The State Department said the visit is intended to demonstrate the strength and importance of U.S.-Mexico relations and the Trump administration’s eagerness to work with the incoming government. The entire delegation will meet separately with Pena Nieto and Lopez Obrador and discuss ways to combat transnational criminal organizations, the opioid epidemic in the U.S., trade tensions and irregular migration.
Sharing a nearly 2,000-mile (3,200-kilometer) border, Mexico and the United States have traditionally coordinated closely on security and immigration. Mexico is also the United States’ third-largest trading partner for goods, with the U.S. buying about 80 percent of Mexico’s exports from automobiles to fruit, vegetables and beer.
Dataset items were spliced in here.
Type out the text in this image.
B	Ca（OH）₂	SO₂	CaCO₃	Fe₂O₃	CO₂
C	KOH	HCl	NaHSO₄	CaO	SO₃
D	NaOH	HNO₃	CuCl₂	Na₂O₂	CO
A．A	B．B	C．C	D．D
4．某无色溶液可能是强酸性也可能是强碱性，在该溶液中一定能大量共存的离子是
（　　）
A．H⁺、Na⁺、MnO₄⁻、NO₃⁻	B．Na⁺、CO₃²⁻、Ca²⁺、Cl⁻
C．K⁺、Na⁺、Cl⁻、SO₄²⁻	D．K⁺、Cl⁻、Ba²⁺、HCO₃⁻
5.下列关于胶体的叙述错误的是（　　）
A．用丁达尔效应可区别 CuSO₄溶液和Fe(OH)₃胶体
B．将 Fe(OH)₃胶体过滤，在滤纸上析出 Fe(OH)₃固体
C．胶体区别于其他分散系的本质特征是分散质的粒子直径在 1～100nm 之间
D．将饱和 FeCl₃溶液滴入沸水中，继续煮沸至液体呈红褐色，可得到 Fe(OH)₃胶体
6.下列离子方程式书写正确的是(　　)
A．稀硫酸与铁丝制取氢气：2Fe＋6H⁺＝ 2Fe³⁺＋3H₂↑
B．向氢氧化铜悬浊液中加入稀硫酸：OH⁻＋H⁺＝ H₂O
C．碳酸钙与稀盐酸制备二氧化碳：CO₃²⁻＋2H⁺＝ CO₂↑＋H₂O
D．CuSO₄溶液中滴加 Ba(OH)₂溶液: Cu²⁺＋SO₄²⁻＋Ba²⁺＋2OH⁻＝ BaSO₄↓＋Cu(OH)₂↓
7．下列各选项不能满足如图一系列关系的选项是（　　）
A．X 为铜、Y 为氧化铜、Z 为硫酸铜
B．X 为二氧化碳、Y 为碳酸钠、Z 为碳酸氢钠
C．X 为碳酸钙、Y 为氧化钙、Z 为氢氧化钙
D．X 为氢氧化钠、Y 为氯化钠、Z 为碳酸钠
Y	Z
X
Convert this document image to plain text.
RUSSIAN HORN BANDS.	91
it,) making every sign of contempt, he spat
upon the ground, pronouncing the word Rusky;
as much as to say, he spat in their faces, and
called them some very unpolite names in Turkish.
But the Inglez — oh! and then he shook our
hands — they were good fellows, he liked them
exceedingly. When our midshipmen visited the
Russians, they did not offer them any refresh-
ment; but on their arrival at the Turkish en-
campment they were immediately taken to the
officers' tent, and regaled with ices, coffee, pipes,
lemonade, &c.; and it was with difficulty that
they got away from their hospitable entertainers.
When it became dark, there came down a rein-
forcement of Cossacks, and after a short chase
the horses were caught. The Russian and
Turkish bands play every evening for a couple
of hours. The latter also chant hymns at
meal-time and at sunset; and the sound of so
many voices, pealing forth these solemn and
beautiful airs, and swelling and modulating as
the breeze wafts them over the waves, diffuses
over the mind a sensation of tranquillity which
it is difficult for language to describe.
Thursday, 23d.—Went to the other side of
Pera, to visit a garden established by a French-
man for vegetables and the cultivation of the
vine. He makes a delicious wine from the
One proposed plan is to declare Mexico a “safe third country,” meaning people traveling through Mexico hoping to claim asylum in the U.S. would have to do so in Mexico instead, according to a Mexican official who spoke on condition of anonymity because he was not authorized to brief the media. However, the official said, the proposal has very little support in Mexico as it would burden the country with tens of thousands more asylum seekers a year, something the country lacks the resources to tackle.
When asked about the plan earlier this week, Lopez Obrador did not respond directly, saying only that immigration shouldn’t involve “coercive measures.”
Mexico’s president-elect has said development, the renegotiation of NAFTA and immigration will be the main topics of discussion Friday. Lopez Obrador, who campaigned heavily on increasing support for Mexico’s poor and fighting government corruption, has said encouraging development in Mexico would help solve immigration problems.
Despite positive statements from both sides, the upcoming transition of power in Mexico also has the potential to destabilize U.S.-Mexico relations if either leader takes aim at the other to appeal to his political base at home. They’re unlikely partners as they occupy opposite ends of the political spectrum.
Lopez Obrador has already announced that his government will cancel a pending purchase of U.S. helicopters as an example of cost-cutting measures. Initially the sale was promoted by the State Department as a move that would help a strategic partner fight against criminal organizations.
And November midterm elections in the U.S. bring the possibility that Trump could return to the rhetoric of his presidential campaign that was derogatory toward Mexico.
Associated Press writer Mark Stevenson contributed from Mexico City.